How would Cliff describe his and Conductr’s approach to technology? “I view it as an illusion a magician uses. If we replace AV with magic that is very overt like David Copperfield flying, there's a trick. And the focus is on the trick. I want to use technology closer to the way that Darren Brown uses illusion. They’re using exactly the same gimmicks, camera tricks etc but you don’t realise that Brown is using a gimmick because he spends 15 minutes talking about story and experience and narrative; they’re fundamentally doing the same thing, but it’s where the focus lies.”
For those same reasons outlined above we probably won’t be seeing VR in many Conductr-designed experiences anytime soon. “We’re actively avoiding VR as a capability,” says Cliff. “It’s a really cool technology, but for us it doesn’t align with our principles, which are about shared experiences bringing people together. If it’s not right for the experience, we will talk people down from tech. I’m not going to discredit VR because there are a lot of companies that do it, but for us we want heads up not heads down.
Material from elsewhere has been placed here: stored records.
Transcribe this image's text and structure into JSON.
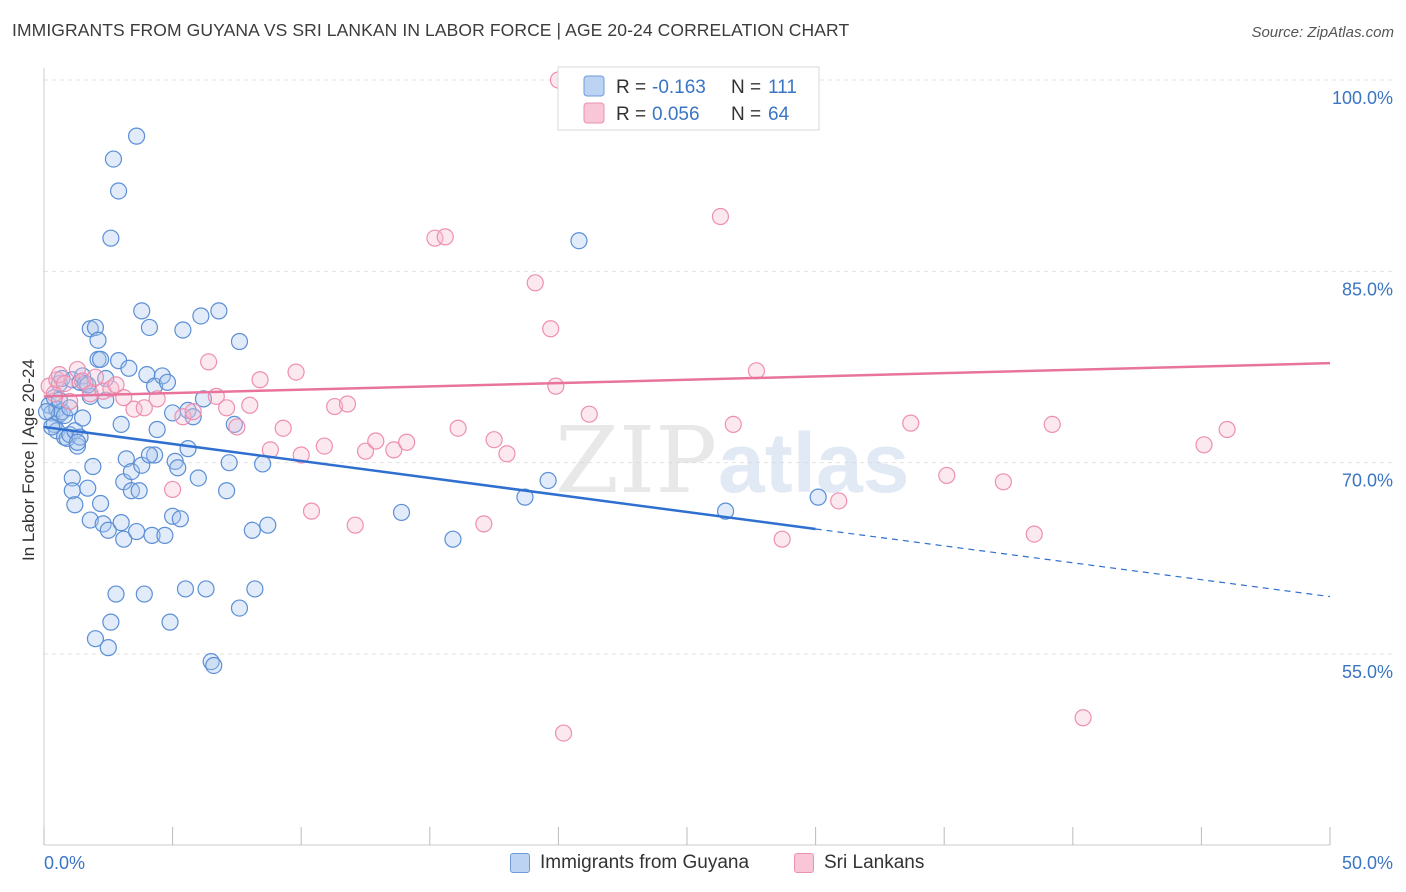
{
  "title": "IMMIGRANTS FROM GUYANA VS SRI LANKAN IN LABOR FORCE | AGE 20-24 CORRELATION CHART",
  "source": "Source: ZipAtlas.com",
  "watermark": {
    "zip": "ZIP",
    "atlas": "atlas"
  },
  "colors": {
    "blue": "#5b8fd6",
    "blue_line": "#2f6fd0",
    "pink": "#ee8fb0",
    "pink_line": "#e8749e",
    "grid": "#e2e2e2",
    "axis_label": "#3a75c4"
  },
  "legend": {
    "rows": [
      {
        "r_label": "R =",
        "r_value": "-0.163",
        "n_label": "N =",
        "n_value": "111"
      },
      {
        "r_label": "R =",
        "r_value": "0.056",
        "n_label": "N =",
        "n_value": "64"
      }
    ]
  },
  "bottom_legend": [
    {
      "label": "Immigrants from Guyana"
    },
    {
      "label": "Sri Lankans"
    }
  ],
  "chart_data": {
    "type": "scatter",
    "title": "IMMIGRANTS FROM GUYANA VS SRI LANKAN IN LABOR FORCE | AGE 20-24 CORRELATION CHART",
    "xlabel": "",
    "ylabel": "In Labor Force | Age 20-24",
    "xlim": [
      0,
      50
    ],
    "ylim": [
      40,
      102
    ],
    "x_tick_labels": [
      "0.0%",
      "50.0%"
    ],
    "y_ticks": [
      55,
      70,
      85,
      100
    ],
    "y_tick_labels": [
      "55.0%",
      "70.0%",
      "85.0%",
      "100.0%"
    ],
    "series": [
      {
        "name": "Immigrants from Guyana",
        "color": "#5b8fd6",
        "points": [
          [
            0.2,
            74.5
          ],
          [
            0.3,
            73.9
          ],
          [
            0.4,
            73.0
          ],
          [
            0.4,
            75.1
          ],
          [
            0.5,
            74.2
          ],
          [
            0.5,
            72.5
          ],
          [
            0.6,
            73.8
          ],
          [
            0.6,
            76.2
          ],
          [
            0.7,
            74.0
          ],
          [
            0.7,
            76.6
          ],
          [
            0.8,
            72.0
          ],
          [
            0.8,
            73.7
          ],
          [
            0.9,
            71.9
          ],
          [
            1.0,
            72.2
          ],
          [
            1.1,
            76.5
          ],
          [
            1.1,
            68.8
          ],
          [
            1.1,
            67.8
          ],
          [
            1.2,
            72.5
          ],
          [
            1.2,
            66.7
          ],
          [
            1.3,
            71.3
          ],
          [
            1.4,
            72.0
          ],
          [
            1.4,
            76.3
          ],
          [
            1.5,
            76.8
          ],
          [
            1.5,
            73.5
          ],
          [
            1.6,
            76.2
          ],
          [
            1.7,
            68.0
          ],
          [
            1.8,
            75.2
          ],
          [
            1.8,
            65.5
          ],
          [
            1.8,
            80.5
          ],
          [
            1.9,
            69.7
          ],
          [
            2.0,
            80.6
          ],
          [
            2.0,
            56.2
          ],
          [
            2.1,
            79.6
          ],
          [
            2.1,
            78.1
          ],
          [
            2.2,
            66.8
          ],
          [
            2.3,
            65.2
          ],
          [
            2.4,
            76.6
          ],
          [
            2.4,
            74.9
          ],
          [
            2.5,
            64.7
          ],
          [
            2.5,
            55.5
          ],
          [
            2.6,
            87.6
          ],
          [
            2.6,
            57.5
          ],
          [
            2.7,
            93.8
          ],
          [
            2.8,
            59.7
          ],
          [
            2.9,
            91.3
          ],
          [
            2.9,
            78.0
          ],
          [
            3.0,
            65.3
          ],
          [
            3.1,
            68.5
          ],
          [
            3.1,
            64.0
          ],
          [
            3.2,
            70.3
          ],
          [
            3.3,
            77.4
          ],
          [
            3.4,
            67.8
          ],
          [
            3.4,
            69.3
          ],
          [
            3.6,
            95.6
          ],
          [
            3.6,
            64.6
          ],
          [
            3.7,
            67.8
          ],
          [
            3.8,
            69.8
          ],
          [
            3.8,
            81.9
          ],
          [
            3.9,
            59.7
          ],
          [
            4.0,
            76.9
          ],
          [
            4.1,
            80.6
          ],
          [
            4.2,
            64.3
          ],
          [
            4.3,
            76.0
          ],
          [
            4.3,
            70.6
          ],
          [
            4.4,
            72.6
          ],
          [
            4.6,
            76.8
          ],
          [
            4.7,
            64.3
          ],
          [
            4.8,
            76.3
          ],
          [
            4.9,
            57.5
          ],
          [
            5.0,
            65.8
          ],
          [
            5.1,
            70.1
          ],
          [
            5.3,
            65.6
          ],
          [
            5.4,
            80.4
          ],
          [
            5.5,
            60.1
          ],
          [
            5.6,
            74.1
          ],
          [
            5.6,
            71.1
          ],
          [
            5.8,
            73.6
          ],
          [
            6.1,
            81.5
          ],
          [
            6.2,
            75.0
          ],
          [
            6.3,
            60.1
          ],
          [
            6.5,
            54.4
          ],
          [
            6.6,
            54.1
          ],
          [
            6.8,
            81.9
          ],
          [
            7.1,
            67.8
          ],
          [
            7.2,
            70.0
          ],
          [
            7.6,
            79.5
          ],
          [
            7.6,
            58.6
          ],
          [
            8.1,
            64.7
          ],
          [
            8.2,
            60.1
          ],
          [
            8.5,
            69.9
          ],
          [
            8.7,
            65.1
          ],
          [
            13.9,
            66.1
          ],
          [
            15.9,
            64.0
          ],
          [
            18.7,
            67.3
          ],
          [
            19.6,
            68.6
          ],
          [
            20.8,
            87.4
          ],
          [
            26.5,
            66.2
          ],
          [
            30.1,
            67.3
          ],
          [
            0.1,
            74.0
          ],
          [
            0.3,
            72.8
          ],
          [
            0.6,
            74.9
          ],
          [
            1.0,
            74.3
          ],
          [
            1.3,
            71.6
          ],
          [
            1.7,
            76.1
          ],
          [
            2.2,
            78.1
          ],
          [
            3.0,
            73.0
          ],
          [
            4.1,
            70.6
          ],
          [
            5.0,
            73.9
          ],
          [
            5.2,
            69.6
          ],
          [
            6.0,
            68.8
          ],
          [
            7.4,
            73.0
          ]
        ]
      },
      {
        "name": "Sri Lankans",
        "color": "#ee8fb0",
        "points": [
          [
            0.2,
            76.0
          ],
          [
            0.4,
            75.4
          ],
          [
            0.5,
            76.5
          ],
          [
            0.6,
            76.9
          ],
          [
            0.8,
            76.2
          ],
          [
            1.0,
            74.8
          ],
          [
            1.3,
            77.3
          ],
          [
            1.5,
            76.4
          ],
          [
            1.8,
            75.4
          ],
          [
            2.0,
            76.7
          ],
          [
            2.3,
            75.6
          ],
          [
            2.6,
            75.8
          ],
          [
            2.8,
            76.1
          ],
          [
            3.1,
            75.1
          ],
          [
            3.5,
            74.2
          ],
          [
            3.9,
            74.3
          ],
          [
            4.4,
            75.0
          ],
          [
            5.0,
            67.9
          ],
          [
            5.4,
            73.6
          ],
          [
            5.8,
            74.0
          ],
          [
            6.4,
            77.9
          ],
          [
            6.7,
            75.2
          ],
          [
            7.1,
            74.3
          ],
          [
            7.5,
            72.8
          ],
          [
            8.0,
            74.5
          ],
          [
            8.4,
            76.5
          ],
          [
            8.8,
            71.0
          ],
          [
            9.3,
            72.7
          ],
          [
            9.8,
            77.1
          ],
          [
            10.0,
            70.6
          ],
          [
            10.4,
            66.2
          ],
          [
            10.9,
            71.3
          ],
          [
            11.3,
            74.4
          ],
          [
            11.8,
            74.6
          ],
          [
            12.1,
            65.1
          ],
          [
            12.5,
            70.9
          ],
          [
            12.9,
            71.7
          ],
          [
            13.6,
            71.0
          ],
          [
            14.1,
            71.6
          ],
          [
            15.2,
            87.6
          ],
          [
            15.6,
            87.7
          ],
          [
            16.1,
            72.7
          ],
          [
            17.1,
            65.2
          ],
          [
            17.5,
            71.8
          ],
          [
            18.0,
            70.7
          ],
          [
            19.1,
            84.1
          ],
          [
            19.7,
            80.5
          ],
          [
            19.9,
            76.0
          ],
          [
            20.2,
            48.8
          ],
          [
            21.2,
            73.8
          ],
          [
            26.3,
            89.3
          ],
          [
            26.8,
            73.0
          ],
          [
            27.7,
            77.2
          ],
          [
            28.7,
            64.0
          ],
          [
            30.9,
            67.0
          ],
          [
            33.7,
            73.1
          ],
          [
            35.1,
            69.0
          ],
          [
            37.3,
            68.5
          ],
          [
            38.5,
            64.4
          ],
          [
            39.2,
            73.0
          ],
          [
            40.4,
            50.0
          ],
          [
            45.1,
            71.4
          ],
          [
            46.0,
            72.6
          ],
          [
            20.0,
            100.0
          ]
        ]
      }
    ],
    "trend_lines": [
      {
        "series": "Immigrants from Guyana",
        "x": [
          0,
          30
        ],
        "y": [
          72.8,
          64.8
        ],
        "dashed_extension_to_x": 50,
        "dashed_end_y": 59.5
      },
      {
        "series": "Sri Lankans",
        "x": [
          0,
          50
        ],
        "y": [
          75.2,
          77.8
        ]
      }
    ]
  }
}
We want to connect people and encourage social reactions and interactions. When you go to attractions with your family or friends, there's as much of a payoff to looking at your friends and saying, ‘Did you see that?’ or seeing them smile. That’s more magic than you can put on a screen in my opinion, that's why we focused on that.”
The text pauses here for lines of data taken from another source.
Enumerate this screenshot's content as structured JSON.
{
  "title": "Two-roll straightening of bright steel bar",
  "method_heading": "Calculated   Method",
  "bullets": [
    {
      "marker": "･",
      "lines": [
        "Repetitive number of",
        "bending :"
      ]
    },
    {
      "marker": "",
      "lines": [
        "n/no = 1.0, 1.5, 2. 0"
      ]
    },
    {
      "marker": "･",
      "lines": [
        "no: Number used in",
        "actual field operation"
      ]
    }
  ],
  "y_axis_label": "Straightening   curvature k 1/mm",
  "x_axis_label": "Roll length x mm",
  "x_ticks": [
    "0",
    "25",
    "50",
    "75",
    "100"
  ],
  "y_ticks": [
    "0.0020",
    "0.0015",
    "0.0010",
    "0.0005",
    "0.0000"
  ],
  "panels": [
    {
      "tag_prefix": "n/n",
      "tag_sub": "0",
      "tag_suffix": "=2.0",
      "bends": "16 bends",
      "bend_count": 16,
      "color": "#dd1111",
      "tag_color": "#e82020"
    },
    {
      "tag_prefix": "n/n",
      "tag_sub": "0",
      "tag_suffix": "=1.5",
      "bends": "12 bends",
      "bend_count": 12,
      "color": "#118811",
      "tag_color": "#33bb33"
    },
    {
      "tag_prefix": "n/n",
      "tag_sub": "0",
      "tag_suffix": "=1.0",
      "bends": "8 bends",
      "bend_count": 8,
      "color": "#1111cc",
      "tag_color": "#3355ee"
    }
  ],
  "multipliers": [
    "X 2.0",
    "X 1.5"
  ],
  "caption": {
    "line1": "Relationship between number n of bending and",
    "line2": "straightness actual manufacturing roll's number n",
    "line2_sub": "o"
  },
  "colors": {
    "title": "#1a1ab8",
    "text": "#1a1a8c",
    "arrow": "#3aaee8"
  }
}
So if we won’t be seeing VR from Conductr soon, what technology is exciting Cliff and his team right now? “There is potential in using AI as an interactive tool in experiences, using real time technologies to allow people to choose their own adventure, choose their own narrative, interact with the story to change it.” This does come with some (as yet unsolved) logistical challenges admits Cliff, “If you have six people in a ride vehicle and there's a branching part of the story which says ‘Do you want to go down the dark, terrible woods or down the creek?’. If three people chose one option and three another then half the audience are left disappointed. The nuance of that experience hasn’t really been drilled into yet.”
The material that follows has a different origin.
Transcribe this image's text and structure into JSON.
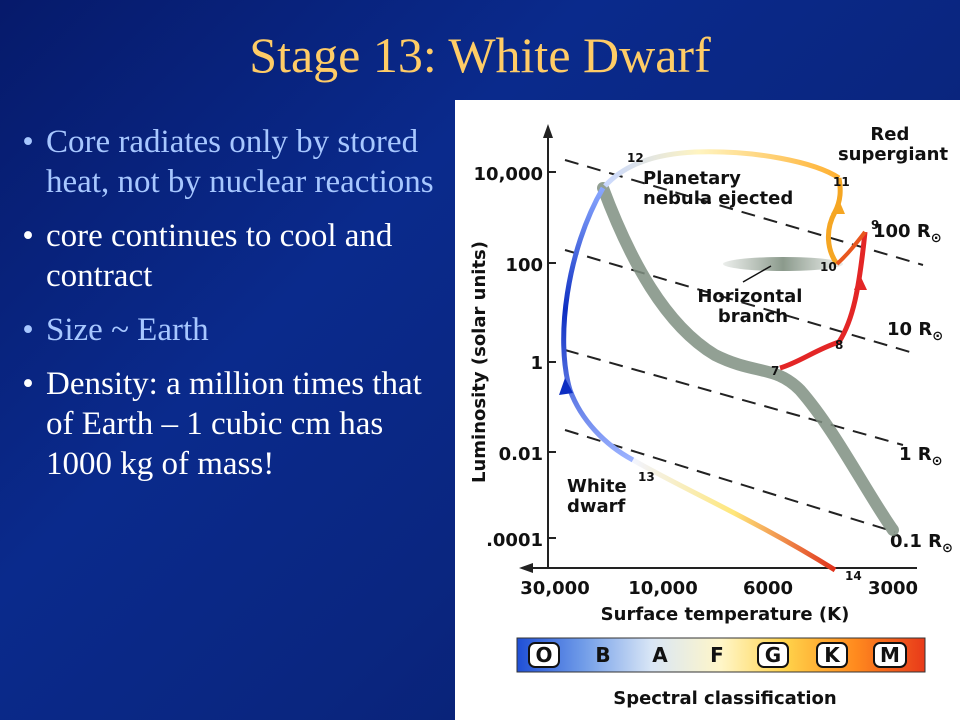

Instead Cliff feels AI can be used right now to see how people respond to rides or experiences, where are they looking for example? What part is giving them pleasure? “There’s a whole platform of technology we are comfortable with and familiar with (screens, lighting, projection, ride systems, motion platforms) to redefine the landscape. I think it's the biggest revolution in our industry for a long time, but there’s a lot of work to be done on it.” With that in mind Conductr is developing its our own platform called Conductr AI, which Cliff describes as ‘attractions intelligence’. “There’s a whole suite of developments we’re working on at the moment that can be integrated into museums, cultural centres, attractions, that does all of this stuff.” He gives one example of a recent project in a museum that used AI. Every piece of art in the museum’s catalogue was scanned, so when people went up to each artifact the organisers had a visual record (using facial analysis) of how they reacted to it. “If you pulled a horrible face it would match it with a gargoyle. It was a lovely way of using simple AI to bring the catalogue to life, which is the stuff that we want to be playing around with as well,” says Cliff.